The urban population accounts for 76% of the total world population and it is expected to increase to 4 billion people by 2030. (UN-Habitat 2012).
More and more towns are now getting converted into cities. This phenomenon of urbanization has brought with it enormous challenges manifested in the acute shortage of housing resulting to expansion of urban slums and informal settlements, unplanned urban sprawl, environmental pollution, deterioration, deficiencies in modern basic facilities, and general urban decay. (Aluko, 2010).Yet governments’ effort to provide affordable housing to the urban poor has remain a dream to be actualized.Urbanization has greatly affected the demand and supply of affordable housing particularly to the poor urban who are forced to look for alternative housing in slums and informal settlement in Kenya.
For instance, 150,000 units of houses are demanded yearly and only 30,000 units of houses are built by both private and public sector yearly and deficit of 120,000 units needed yearly. (UN-habitat 2015) Despite numerous efforts from non-governmental organizations and recent governmental activities, the trend is yet to be reversed.Affordability of housing can be argued from two tenure perspective; Home ownership policy and tenant occupant policy. Home ownership policy has been give more priority than tenant occupant policy or in some country totally ignored, this can be evidenced from the definition of affordable housing by many authors. According to Bramley, (1994); Ludwig et al, (2002). Argues that housing affordability can be determined by financing cost, income and house price. It is noted by Sheuya, (2007) that adequate housing finance will determine affordability of housing, because it can help to produce the essential components of housing namely: land, on-site and off-site infrastructure, building materials, as well as offsetting construction costs.
Affordability is also perceived as related to incomes, housing costs, housing availability, employment, maintenance of the existing affordable housing stock, and patterns of new construction. Housing co-operative as third sector in provision of affordable housing has been classified into three main types of co-operative namely; full equity, limited equity and non-equity, the first two correspond to owner-occupation and last correspond to renting. In a full equity co-operative, members purchases a share equal to the value of a unit of house which give him a right for occupancy .
When they leave, they can sell their share at market value. Limited-equity co-operatives that attempts a compromise between affordability and increase in market value, when they leave, members receives payment based on formula to revalue the original share and lastly non-equity co-operative, members are allocated homes on the need basis after paying a nominal amount for a membership share, when they leave they only get their nominal share back. (Birchall, 2009)Housing co-operative also have three main tenure model. Limited housing co-operatives, acquire land and subdivide the land to the members. Multiple mortgage housing members owns individual units and land but common areas are owned and maintained by co-operative; continuing housing co-operatives-co-operative owns land, houses and common areas but members hold equal shares for all assets. (UNCHS, 1999), generally, housing co-operatives in Kenya can be described as limited housing cooperatives since co-operative members acquire dwellings in freehold ownership status after completion.Housing co-operative has been historically, still remains the preferred choice for provision of affordable housing for majority of low income household globally. Housing co-operative have been undergoing many transformation but still their role of providing affordable housing has not changed.
. In Estonia, housing co-operatives manage 60% of the country’s housing stock, while in Poland housing co-operatives own 20%, and in Sweden and Norway about 18% of the total housing stock and Switzerland 5% of the stock. In contrast, co-operative housing accounts for less than 1% of all homes in the UK, Canada and the United States (Moreau and Pittini 2012).
Housing co-operatives in Kenya has been referred as hybrid housing co-operative, members are able to get all the housing needs from the same co-operative for instance, acquisition of land, construction of a building and financing ‘one stop shelter shop” (Sally et al, 2007) Housing co-operative model popular in Kenya is limited equity co-operative whereby co-operative acquire and build affordable housing after completion members are handle in all the documents of ownership.According to DTZ New Zealand (2004) identified the factors affecting affordability of housing from different literature. The factors are interrelated.
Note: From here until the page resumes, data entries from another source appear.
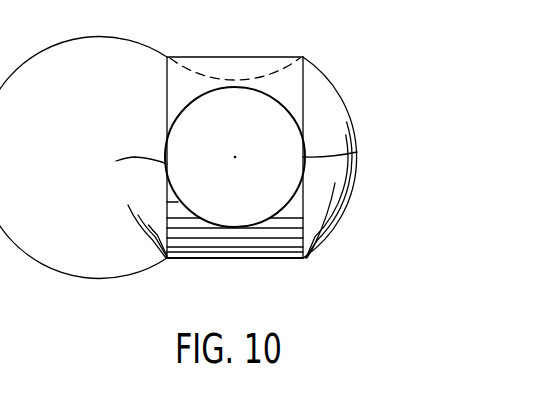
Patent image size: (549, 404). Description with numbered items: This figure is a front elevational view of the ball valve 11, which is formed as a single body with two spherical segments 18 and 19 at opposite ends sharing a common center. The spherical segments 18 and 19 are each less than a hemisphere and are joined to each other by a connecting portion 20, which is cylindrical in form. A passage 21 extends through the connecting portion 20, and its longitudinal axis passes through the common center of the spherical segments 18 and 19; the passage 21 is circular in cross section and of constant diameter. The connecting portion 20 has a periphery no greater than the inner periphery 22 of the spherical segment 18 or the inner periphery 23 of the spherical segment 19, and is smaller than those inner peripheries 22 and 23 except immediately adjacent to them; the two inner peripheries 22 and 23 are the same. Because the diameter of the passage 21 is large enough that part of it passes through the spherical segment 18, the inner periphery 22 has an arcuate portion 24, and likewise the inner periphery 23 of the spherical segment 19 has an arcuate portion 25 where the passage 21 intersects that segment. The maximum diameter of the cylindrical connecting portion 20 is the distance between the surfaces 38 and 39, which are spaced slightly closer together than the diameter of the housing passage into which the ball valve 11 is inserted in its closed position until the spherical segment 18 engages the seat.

The ball valve 11 is at (368, 70).
The spherical segment 18 is at (353, 131).
The spherical segment 19 is at (121, 117).
The connecting portion 20 is at (200, 242).
The passage 21 is at (289, 214).
The inner periphery 22 is at (298, 227).
The inner periphery 23 is at (167, 228).
The arcuate portion 24 is at (357, 152).
The arcuate portion 25 is at (116, 161).
The surface 38 is at (230, 248).
The surface 39 is at (273, 56).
First, wealth, interest rates, house price and rent are key determinant of Mortgage finance and rent payments .Second, lab our market conditions directly affect people’s incomes, particularly, their certainty of future income streams.
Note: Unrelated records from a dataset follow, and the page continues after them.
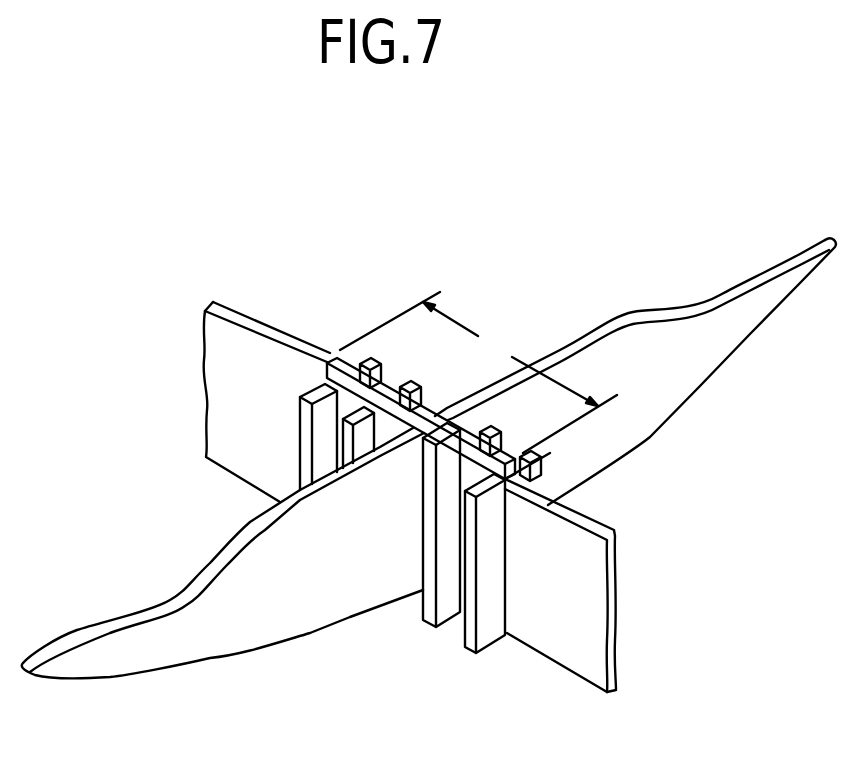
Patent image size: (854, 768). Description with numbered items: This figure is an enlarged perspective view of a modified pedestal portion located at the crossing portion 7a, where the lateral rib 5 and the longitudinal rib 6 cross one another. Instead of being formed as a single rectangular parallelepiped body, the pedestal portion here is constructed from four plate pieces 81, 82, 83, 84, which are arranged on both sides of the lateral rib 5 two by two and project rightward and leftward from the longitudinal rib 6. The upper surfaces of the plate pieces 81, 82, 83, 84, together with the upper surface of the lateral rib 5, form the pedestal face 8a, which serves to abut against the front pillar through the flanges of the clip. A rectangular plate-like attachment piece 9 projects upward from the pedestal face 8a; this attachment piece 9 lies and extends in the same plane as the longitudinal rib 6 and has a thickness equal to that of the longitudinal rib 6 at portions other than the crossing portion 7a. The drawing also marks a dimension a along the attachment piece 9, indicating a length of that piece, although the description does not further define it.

The lateral rib 5 is at (318, 602).
The longitudinal rib 6 is at (587, 664).
The crossing portion 7a is at (320, 338).
The pedestal face 8a is at (330, 392).
The attachment piece 9 is at (467, 428).
The plate piece 81 is at (490, 636).
The plate piece 82 is at (445, 612).
The plate piece 83 is at (343, 447).
The plate piece 84 is at (320, 423).
The pitch distance a is at (478, 372).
Third, changes in demand for housing is also affected by house prices and interest rates.Recent changes in Economy Policy has led to deregulation and liberalization, creating new opportunities and challenges for housing co-operatives particularly on governance issues. It will demand for strong accountability and control of housing co-operative boards and management not only to state bodies, but also to other stakeholders. (Mullins et al. 2012) Lastly urbanization in Kenya has caused various challenges which affects the economic, social and environmental developments of urban areas. This rapid urbanization demands supply of housing to solve housing affordability problems of the urban dwellers in general and in particular the urban poor. Housing provision is one of the major problems caused by high rate of urbanization.